Não nos cabe aqui avaliar os danos que a crítica dita de “escolha” faz à produção artística, os preconceitos que produz ou incentiva entre os próprios artistas, os conflitos que surgem entre o impulso artístico e demandas da crítica. É verdade que, às vezes, tal crítica parece fazer algum bem, ajudando os artistas a descobrirem a si mesmos, isto é, suas próprias impressões e inspiração, adquirindo consciência do ofício que lhes é, por assim dizer, confiado pelo momento histórico em que vivem, e também pelo seu temperamento individual. Nesses casos, embora acredite que esteja gestando algo, a crítica dita da “escolha” apenas reconhece e ajuda as expressões que já estão em via de formação. Ela se pensa mãe, mas, na maioria dos casos, é apenas a parteira.

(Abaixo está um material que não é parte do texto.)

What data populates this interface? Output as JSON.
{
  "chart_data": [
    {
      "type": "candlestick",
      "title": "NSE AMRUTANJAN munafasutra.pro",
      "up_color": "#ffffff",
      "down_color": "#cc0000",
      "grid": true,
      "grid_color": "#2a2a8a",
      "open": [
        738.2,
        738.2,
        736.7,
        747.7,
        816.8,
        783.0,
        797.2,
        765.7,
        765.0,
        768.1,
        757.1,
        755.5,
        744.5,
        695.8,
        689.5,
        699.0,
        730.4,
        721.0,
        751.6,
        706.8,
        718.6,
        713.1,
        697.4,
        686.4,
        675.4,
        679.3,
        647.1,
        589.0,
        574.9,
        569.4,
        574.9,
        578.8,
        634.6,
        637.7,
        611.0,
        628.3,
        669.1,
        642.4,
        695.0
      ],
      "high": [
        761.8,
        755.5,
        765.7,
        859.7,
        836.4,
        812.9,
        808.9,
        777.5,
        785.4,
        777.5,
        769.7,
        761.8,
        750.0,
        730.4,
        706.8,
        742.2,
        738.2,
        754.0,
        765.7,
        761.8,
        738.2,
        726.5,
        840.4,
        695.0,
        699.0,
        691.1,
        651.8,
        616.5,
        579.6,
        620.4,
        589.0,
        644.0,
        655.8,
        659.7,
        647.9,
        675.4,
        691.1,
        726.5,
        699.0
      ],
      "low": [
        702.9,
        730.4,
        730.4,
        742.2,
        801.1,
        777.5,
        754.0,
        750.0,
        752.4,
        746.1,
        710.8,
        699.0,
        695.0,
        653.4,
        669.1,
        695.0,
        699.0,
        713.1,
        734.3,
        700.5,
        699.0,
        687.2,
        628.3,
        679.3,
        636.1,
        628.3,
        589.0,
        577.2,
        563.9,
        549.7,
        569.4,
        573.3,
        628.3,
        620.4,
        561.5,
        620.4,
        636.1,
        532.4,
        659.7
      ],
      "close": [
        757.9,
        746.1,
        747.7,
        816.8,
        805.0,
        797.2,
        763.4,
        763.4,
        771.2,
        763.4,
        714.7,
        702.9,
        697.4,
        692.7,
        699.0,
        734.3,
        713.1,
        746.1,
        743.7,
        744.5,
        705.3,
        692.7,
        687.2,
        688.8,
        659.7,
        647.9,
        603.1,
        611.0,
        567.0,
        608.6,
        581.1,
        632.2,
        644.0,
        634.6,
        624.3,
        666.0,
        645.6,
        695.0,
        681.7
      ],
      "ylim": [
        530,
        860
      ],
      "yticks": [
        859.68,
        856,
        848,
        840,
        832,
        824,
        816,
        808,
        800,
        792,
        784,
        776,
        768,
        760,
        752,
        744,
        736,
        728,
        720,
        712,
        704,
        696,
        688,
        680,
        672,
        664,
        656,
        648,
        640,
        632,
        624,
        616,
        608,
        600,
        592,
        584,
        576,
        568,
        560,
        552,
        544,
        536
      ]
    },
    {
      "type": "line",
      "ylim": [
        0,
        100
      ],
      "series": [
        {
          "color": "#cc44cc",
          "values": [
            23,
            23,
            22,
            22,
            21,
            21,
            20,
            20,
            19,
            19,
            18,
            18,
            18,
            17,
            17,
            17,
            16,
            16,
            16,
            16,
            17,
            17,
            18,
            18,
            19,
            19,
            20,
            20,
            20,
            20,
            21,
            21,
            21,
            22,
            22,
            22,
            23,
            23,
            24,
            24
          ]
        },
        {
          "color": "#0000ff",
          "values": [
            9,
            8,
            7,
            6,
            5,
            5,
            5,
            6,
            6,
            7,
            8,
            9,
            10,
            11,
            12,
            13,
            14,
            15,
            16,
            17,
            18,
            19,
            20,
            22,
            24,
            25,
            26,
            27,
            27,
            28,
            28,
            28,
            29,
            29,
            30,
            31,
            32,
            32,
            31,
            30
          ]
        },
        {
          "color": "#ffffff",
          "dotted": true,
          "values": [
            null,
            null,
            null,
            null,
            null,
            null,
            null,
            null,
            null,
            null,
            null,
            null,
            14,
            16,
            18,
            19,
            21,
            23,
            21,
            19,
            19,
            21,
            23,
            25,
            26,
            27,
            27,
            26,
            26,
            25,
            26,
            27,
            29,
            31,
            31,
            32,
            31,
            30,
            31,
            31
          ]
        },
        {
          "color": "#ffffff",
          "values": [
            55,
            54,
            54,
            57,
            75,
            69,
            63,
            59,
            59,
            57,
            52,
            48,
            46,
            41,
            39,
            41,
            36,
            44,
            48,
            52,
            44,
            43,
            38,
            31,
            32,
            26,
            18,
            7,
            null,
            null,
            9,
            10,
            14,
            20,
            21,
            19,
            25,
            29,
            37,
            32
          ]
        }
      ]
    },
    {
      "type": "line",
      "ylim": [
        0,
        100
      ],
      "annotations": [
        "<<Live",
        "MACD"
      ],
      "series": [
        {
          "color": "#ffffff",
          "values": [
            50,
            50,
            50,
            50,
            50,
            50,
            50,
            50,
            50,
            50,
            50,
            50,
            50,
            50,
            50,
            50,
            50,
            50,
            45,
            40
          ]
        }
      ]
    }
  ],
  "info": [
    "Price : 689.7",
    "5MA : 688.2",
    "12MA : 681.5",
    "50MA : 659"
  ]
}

A impossibilidade de escolha de conteúdo completa o teorema da independência da arte, e é também o único significado legítimo da expressão: a arte pela arte. A arte é independente tanto da ciência como do útil e da moral. Não se nutra o temor de que se deve justificar a arte frívola ou fria, porque o que é verdadeiramente frívolo ou frio é assim apenas porque não elevado à expressão; ou em outras palavras, frivolidade e frigidez nascem sempre da forma da elaboração estética, da incapacidade de compreender um conteúdo, e não das qualidades materiais do próprio conteúdo.